CARTA 234

Traductor: Lope Cilleruelo, OSA

Revisión: Pío de Luis, OSA

Fecha: Después de la anterior.

Tema: Medio para llegar a Dios.

Longuiniano a Agustín, digno de veneración y santo padre verdadera y justamente merecedor de estima.

1. Me siento feliz y plenamente iluminado por el limpio fulgor de tu resplandeciente virtud, pues me juzgaste digno de verme colmado del honor de tu divina palabra. Pero me impones una carga bastante pesada y una dificilísima tarea la de responder a tus preguntas y al mismo tiempo la que consiste en explicar tales cuestiones exponiendo mi opinión, es decir, la de un pagano. Sea suficiente, si es el caso, el hecho de que o bien ya estamos de acuerdo al menos en parte o bien convenga estarlo ahora cada vez más, mediante nuestras cartas, sobre las normas de vivir. No me refiero sólo a las socráticas ni a las proféticas que defiendes tú, ¡el mejor entre los romanos!, ni a las pocas provenientes de Jerusalén, sino también a las de Orfeo, de Tages o de Trimegisto, mucho más antiguos que aquéllos y nacidos por obra de los dioses en épocas todavía casi bárbaras y manifestados por revelación de Dios a todo el orbe de la tierra dividida en tres partes mediante unos límites determinados, y ello antes de que Europa o Asia recibieran dicho nombre y África poseyese un varón como tú, hombre fiel en medio de nosotros, lo has sido siempre y lo serás. Porque desde que hay memoria de hombres, a no ser que consideres al personaje presentado por Jenofonte como una figura de fábula inventada, aún no he sentido hablar ni leído acerca de nadie, ni he visto a nadie o al menos después de aquel único -y lo afirmo poniendo a Dios por testigo, pasando bien y con seguridad la prueba- nadie que como tú se esforzase por conocer a Dios, y pudiese seguirlo con suma facilidad, con pureza de alma y desprendimiento del gravamen del cuerpo, y por retenerlo no con una credulidad dudosa, sino con la esperanza de una conciencia íntegra.
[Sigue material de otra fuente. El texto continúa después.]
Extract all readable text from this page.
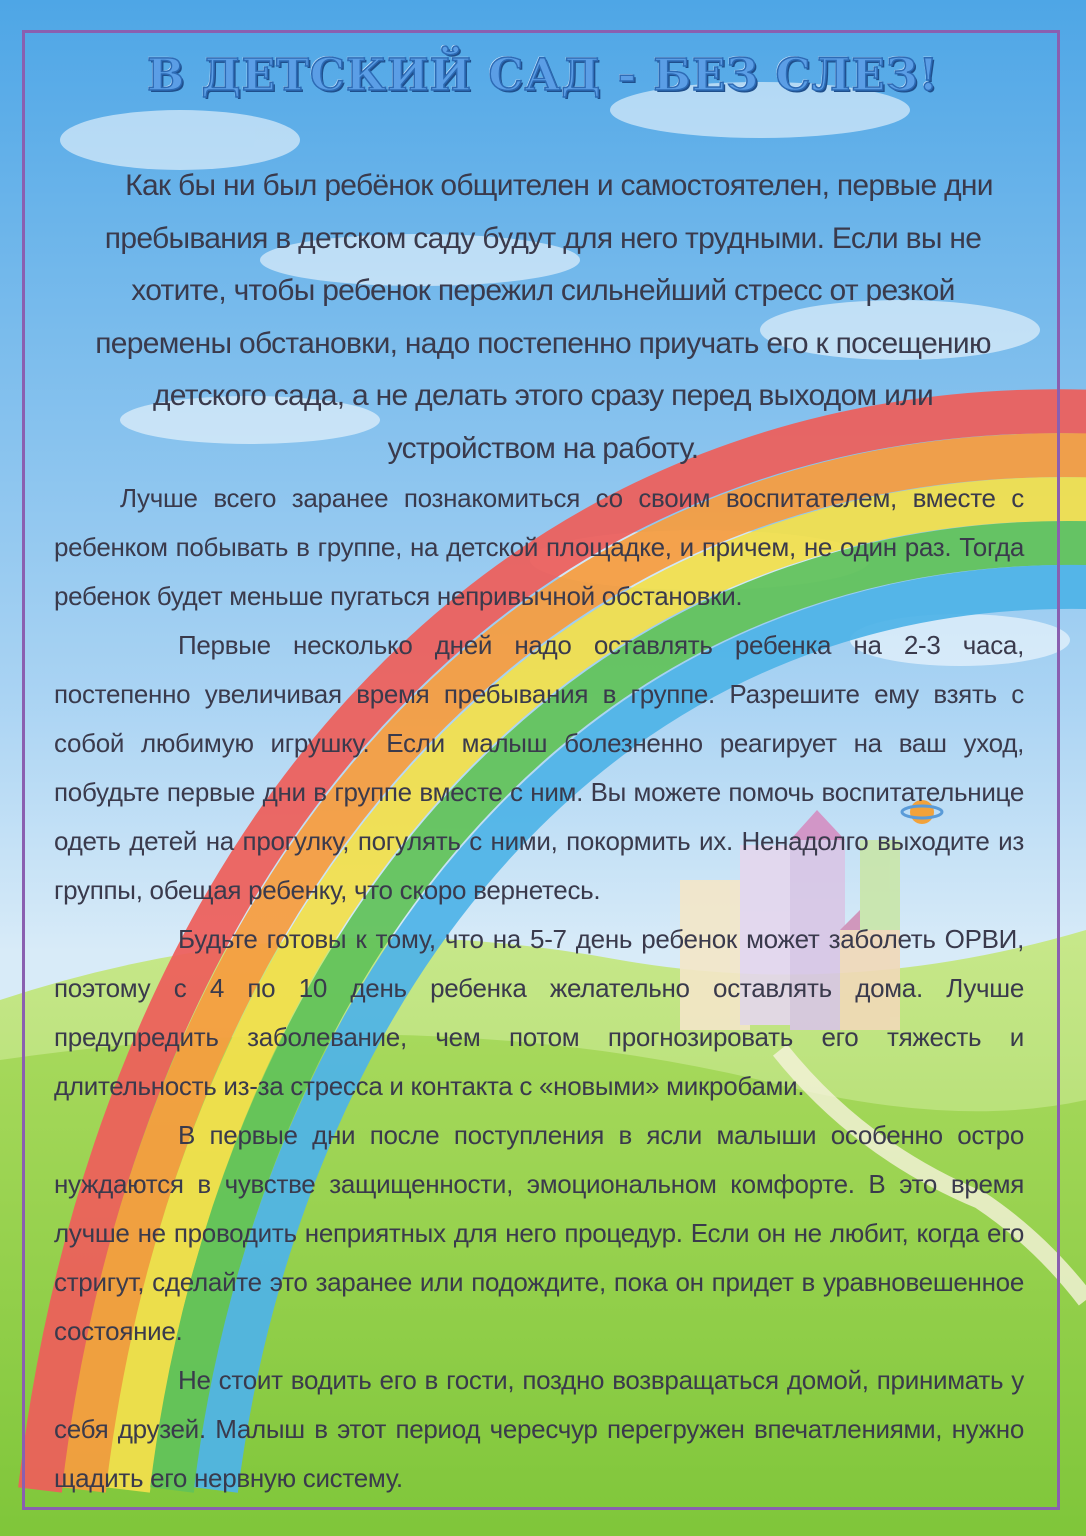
В ДЕТСКИЙ САД - БЕЗ СЛЕЗ!
Как бы ни был ребёнок общителен и самостоятелен, первые дни пребывания в детском саду будут для него трудными. Если вы не хотите, чтобы ребенок пережил сильнейший стресс от резкой перемены обстановки, надо постепенно приучать его к посещению детского сада, а не делать этого сразу перед выходом или устройством на работу.

Лучше всего заранее познакомиться со своим воспитателем, вместе с ребенком побывать в группе, на детской площадке, и причем, не один раз. Тогда ребенок будет меньше пугаться непривычной обстановки.

Первые несколько дней надо оставлять ребенка на 2-3 часа, постепенно увеличивая время пребывания в группе. Разрешите ему взять с собой любимую игрушку. Если малыш болезненно реагирует на ваш уход, побудьте первые дни в группе вместе с ним. Вы можете помочь воспитательнице одеть детей на прогулку, погулять с ними, покормить их. Ненадолго выходите из группы, обещая ребенку, что скоро вернетесь.

Будьте готовы к тому, что на 5-7 день ребенок может заболеть ОРВИ, поэтому с 4 по 10 день ребенка желательно оставлять дома. Лучше предупредить заболевание, чем потом прогнозировать его тяжесть и длительность из-за стресса и контакта с «новыми» микробами.

В первые дни после поступления в ясли малыши особенно остро нуждаются в чувстве защищенности, эмоциональном комфорте. В это время лучше не проводить неприятных для него процедур. Если он не любит, когда его стригут, сделайте это заранее или подождите, пока он придет в уравновешенное состояние.

Не стоит водить его в гости, поздно возвращаться домой, принимать у себя друзей. Малыш в этот период чересчур перегружен впечатлениями, нужно щадить его нервную систему.
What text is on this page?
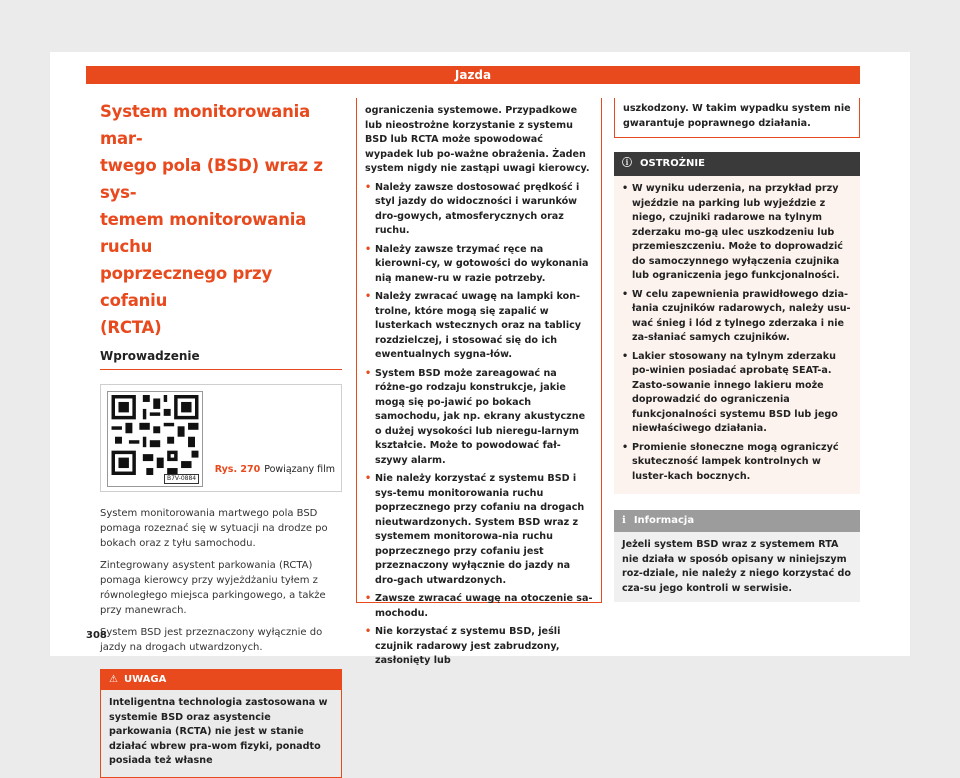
Jazda
System monitorowania mar-
twego pola (BSD) wraz z sys-
temem monitorowania ruchu
poprzecznego przy cofaniu
(RCTA)
Wprowadzenie
B7V-0884
Rys. 270 Powiązany film

System monitorowania martwego pola BSD pomaga rozeznać się w sytuacji na drodze po bokach oraz z tyłu samochodu.

Zintegrowany asystent parkowania (RCTA) pomaga kierowcy przy wyjeżdżaniu tyłem z równoległego miejsca parkingowego, a także przy manewrach.

System BSD jest przeznaczony wyłącznie do jazdy na drogach utwardzonych.

⚠ UWAGA

Inteligentna technologia zastosowana w systemie BSD oraz asystencie parkowania (RCTA) nie jest w stanie działać wbrew pra-wom fizyki, ponadto posiada też własne

ograniczenia systemowe. Przypadkowe lub nieostrożne korzystanie z systemu BSD lub RCTA może spowodować wypadek lub po-ważne obrażenia. Żaden system nigdy nie zastąpi uwagi kierowcy.

• Należy zawsze dostosować prędkość i styl jazdy do widoczności i warunków dro-gowych, atmosferycznych oraz ruchu.
• Należy zawsze trzymać ręce na kierowni-cy, w gotowości do wykonania nią manew-ru w razie potrzeby.
• Należy zwracać uwagę na lampki kon-trolne, które mogą się zapalić w lusterkach wstecznych oraz na tablicy rozdzielczej, i stosować się do ich ewentualnych sygna-łów.
• System BSD może zareagować na różne-go rodzaju konstrukcje, jakie mogą się po-jawić po bokach samochodu, jak np. ekrany akustyczne o dużej wysokości lub nieregu-larnym kształcie. Może to powodować fał-szywy alarm.
• Nie należy korzystać z systemu BSD i sys-temu monitorowania ruchu poprzecznego przy cofaniu na drogach nieutwardzonych. System BSD wraz z systemem monitorowa-nia ruchu poprzecznego przy cofaniu jest przeznaczony wyłącznie do jazdy na dro-gach utwardzonych.
• Zawsze zwracać uwagę na otoczenie sa-mochodu.
• Nie korzystać z systemu BSD, jeśli czujnik radarowy jest zabrudzony, zasłonięty lub

uszkodzony. W takim wypadku system nie gwarantuje poprawnego działania.

ⓘ OSTROŻNIE
• W wyniku uderzenia, na przykład przy wjeździe na parking lub wyjeździe z niego, czujniki radarowe na tylnym zderzaku mo-gą ulec uszkodzeniu lub przemieszczeniu. Może to doprowadzić do samoczynnego wyłączenia czujnika lub ograniczenia jego funkcjonalności.
• W celu zapewnienia prawidłowego dzia-łania czujników radarowych, należy usu-wać śnieg i lód z tylnego zderzaka i nie za-słaniać samych czujników.
• Lakier stosowany na tylnym zderzaku po-winien posiadać aprobatę SEAT-a. Zasto-sowanie innego lakieru może doprowadzić do ograniczenia funkcjonalności systemu BSD lub jego niewłaściwego działania.
• Promienie słoneczne mogą ograniczyć skuteczność lampek kontrolnych w luster-kach bocznych.
ℹ Informacja
Jeżeli system BSD wraz z systemem RTA nie działa w sposób opisany w niniejszym roz-dziale, nie należy z niego korzystać do cza-su jego kontroli w serwisie.
308
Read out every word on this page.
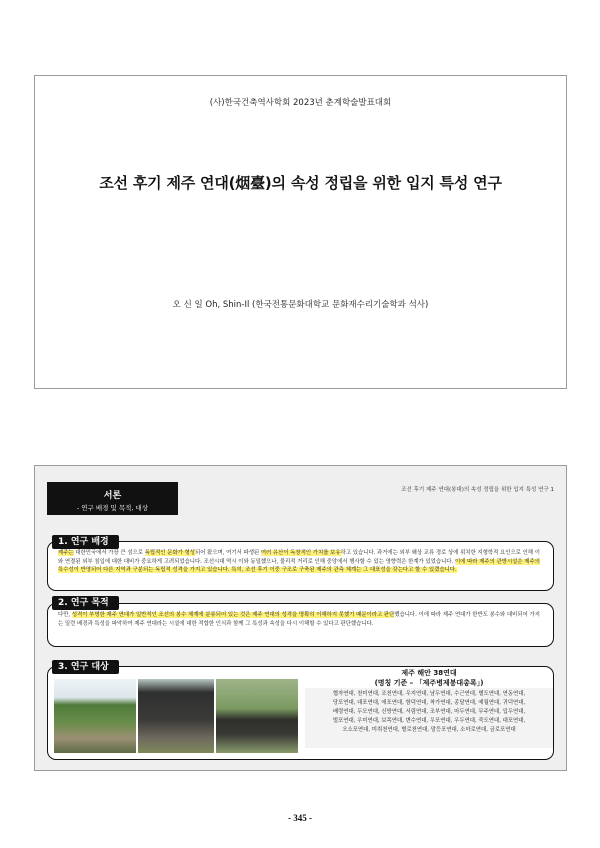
(사)한국건축역사학회 2023년 춘계학술발표대회
조선 후기 제주 연대(烟臺)의 속성 정립을 위한 입지 특성 연구
오 신 일 Oh, Shin-Il (한국전통문화대학교 문화재수리기술학과 석사)
서론
- 연구 배경 및 목적, 대상
조선 후기 제주 연대(봉대)의 속성 정립을 위한 입지 특성 연구 1
1. 연구 배경
제주는 대한민국에서 가장 큰 섬으로 독립적인 문화가 형성되어 왔으며, 여기서 파생된 여러 유산이 독창적인 가치를 보유하고 있습니다. 과거에는 외부 왜상 교류 경로 상에 위치한 지형학적 요인으로 인해 이와 연결된 외부 침입에 대한 대비가 중요하게 고려되었습니다. 조선시대 역시 이와 동일했으나, 물리적 거리로 인해 중앙에서 행사할 수 있는 영향력은 한계가 있었습니다. 이에 따라 제주의 관방시설은 제주의 특수성이 반영되어 다른 지역과 구분되는 독립적 성격을 가지고 있습니다. 특히, 조선 후기 이중 구조로 구축된 제주의 관측 체계는 그 대표성을 갖는다고 할 수 있겠습니다.
2. 연구 목적
다만, 성격이 부명한 제주 연대가 일반적인 조선의 봉수 체계에 분류되어 있는 것은 제주 연대의 성격을 명확히 이해하지 못했기 때문이라고 판단했습니다. 이에 따라 제주 연대가 한반도 봉수와 대비되어 가지는 일련 배경과 특성을 파악하여 제주 연대라는 시설에 대한 적합한 인식과 함께 그 특성과 속성을 다시 이해할 수 있다고 판단했습니다.
3. 연구 대상
제주 해안 38연대
(명칭 기준 – 「제주병제봉대총록」)
협자연대, 천미연대, 조천연대, 우지연대, 남두연대, 수근연대, 별도연대, 연동연대,
당포연대, 대포연대, 애포연대, 함덕연대, 착가연대, 종달연대, 예월연대, 귀덕연대,
배령연대, 두모연대, 신방연대, 서림연대, 조부연대, 마두연대, 무주연대, 입두연대,
벌포연대, 우미연대, 보목연대, 변수연대, 우포연대, 우두연대, 죽도연대, 대포연대,
오소포연대, 미취천연대, 별로천연대, 말등포연대, 소마로연대, 금로포연대
- 345 -
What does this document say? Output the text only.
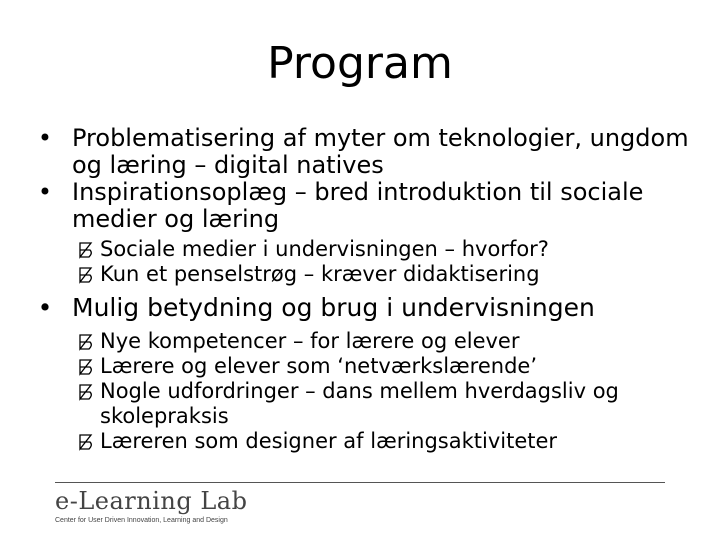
Program
• Problematisering af myter om teknologier, ungdom og læring – digital natives
• Inspirationsoplæg – bred introduktion til sociale medier og læring
Sociale medier i undervisningen – hvorfor?
Kun et penselstrøg – kræver didaktisering
• Mulig betydning og brug i undervisningen
Nye kompetencer – for lærere og elever
Lærere og elever som ‘netværkslærende’
Nogle udfordringer – dans mellem hverdagsliv og skolepraksis
Læreren som designer af læringsaktiviteter
e-Learning Lab
Center for User Driven Innovation, Learning and Design
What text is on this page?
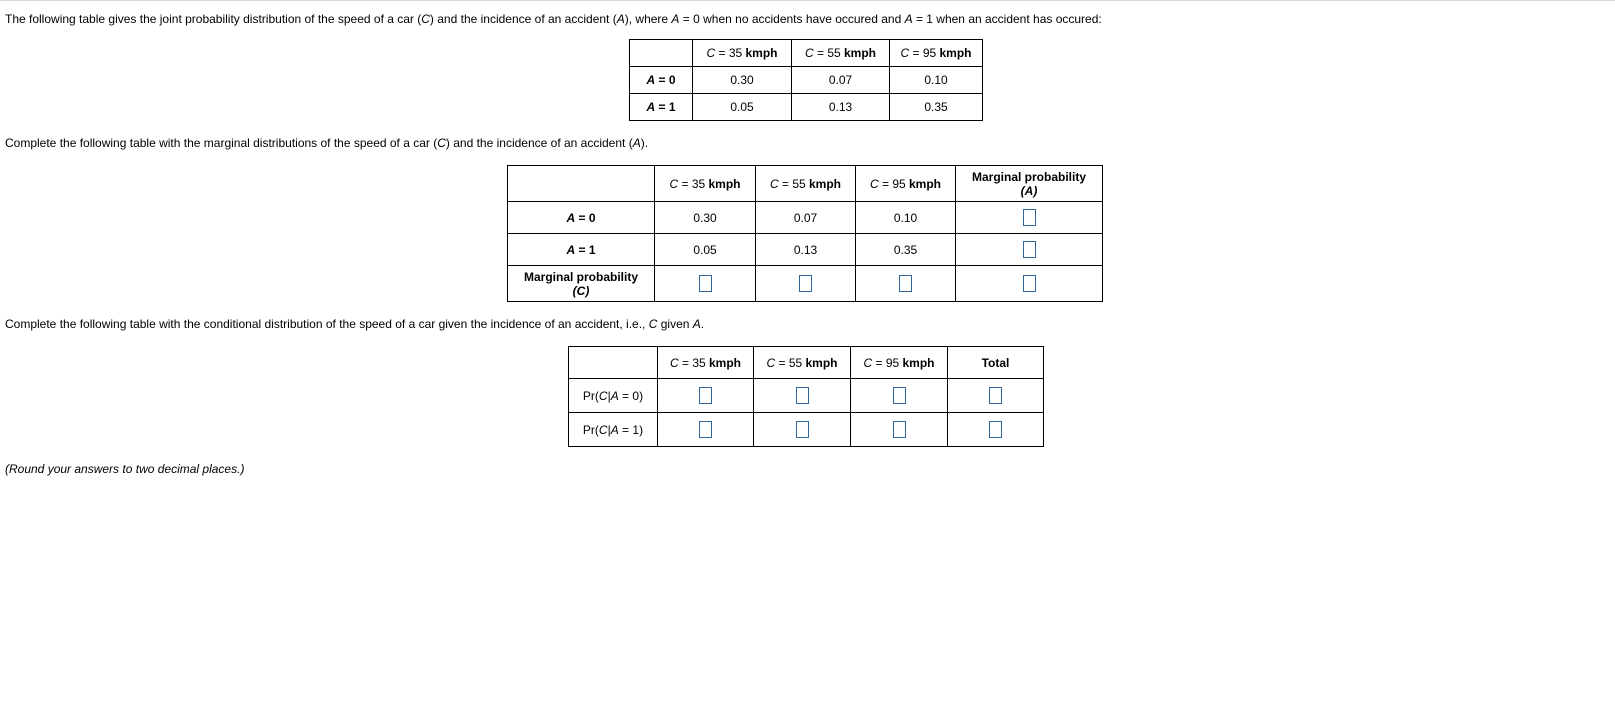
The following table gives the joint probability distribution of the speed of a car (C) and the incidence of an accident (A), where A = 0 when no accidents have occured and A = 1 when an accident has occured:

	C = 35 kmph	C = 55 kmph	C = 95 kmph
A = 0	0.30	0.07	0.10
A = 1	0.05	0.13	0.35

Complete the following table with the marginal distributions of the speed of a car (C) and the incidence of an accident (A).

	C = 35 kmph	C = 55 kmph	C = 95 kmph	Marginal probability
(A)
A = 0	0.30	0.07	0.10	
A = 1	0.05	0.13	0.35	
Marginal probability
(C)				

Complete the following table with the conditional distribution of the speed of a car given the incidence of an accident, i.e., C given A.

	C = 35 kmph	C = 55 kmph	C = 95 kmph	Total
Pr(C|A = 0)				
Pr(C|A = 1)				

(Round your answers to two decimal places.)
2. Mas por qué camino pueda lograrse eso es competencia mayormente tuya el no ignorarlo y comunicármelo a mí sin introducir nada que venga de fuera, antes que lo contrario: que tú lo sepas de mí, señor digno de toda veneración. Porque confieso que sólo entonces seré capaz de avanzar hacia la sede de dicho bien, como corresponde a mis funciones sacerdotales, capacidad que aún no poseo en ningún modo, aunque hago mis provisiones por si algún día pudiere lograrlo. No obstante, voy a exponerte brevemente, en la medida de mis posibilidades, la tradición santa y antigua que retengo y conservo. El mejor camino hacia Dios es aquel en que un hombre bueno, probado en obras y palabras piadosas, justas, puras, castas y verdaderas, firme ante las vicisitudes de los tiempos, protegido por la compañía de los dioses, habiendo merecido las potencias de Dios, es decir, lleno de las potencias del creador único, universal, incomprensible, inefable e infatigable, a las que -según vuestro uso- llamáis ángeles o algo posterior o contemporáneo a Dios, o derivarte de él o que lleva a él, aquel en que un hombre bueno, repito se apresura a caminar poniendo en ello su alma y su mente. Este es -insisto- el camino por el que los hombres, purificados por las piadosas prescripciones de los antiguos ritos sacros y por actos de expiación que otorgaban la máxima pureza y consumidos por la guarda de la abstinencia, caminan sin desfallecer ni en el alma ni en el cuerpo.

3. Respecto al Cristo de carne en quien crees y Dios espiritual por quien estás seguro de llegar a aquel ser sumo, bienaventurado, verdadero y padre de todos, ni me atrevo ni soy capaz, ¡oh señor y padre digno de veneración!, de expresar lo que siento, porque considero que es muy difícil hablar con exactitud de lo que ignoro. En cuanto al hecho de que te hayas dignado indicarme que me amas -cosa que ya sabía- a mí, admirador de tus virtudes, lo considero como un testimonio suficiente dado a mi vida honrada. Y como la mantengo para no desagradarte a ti que cada día abres a Dios tu persona y tu alma, comprendes sin duda que también yo te amo y disfruto de ello, pues acepto y mantengo como norma y regla el juicio que tú has emitido sobre mí. Pero, ante todo, te suplico que mires con benignidad mi modesta opinión y seas indulgente con estas mis palabras, quizá flojas e incongruentes, puesto que tú me obligaste a hablar. Dígnate participarme, si lo merezco, con tus escritos santos, más dulces no sólo que la miel, sino que incluso el néctar, como dijo el poeta. ¡Ojalá goces de la piedad de Dios, oh señor y padre, y agrades a Dios con una santidad perpetua, como es necesario.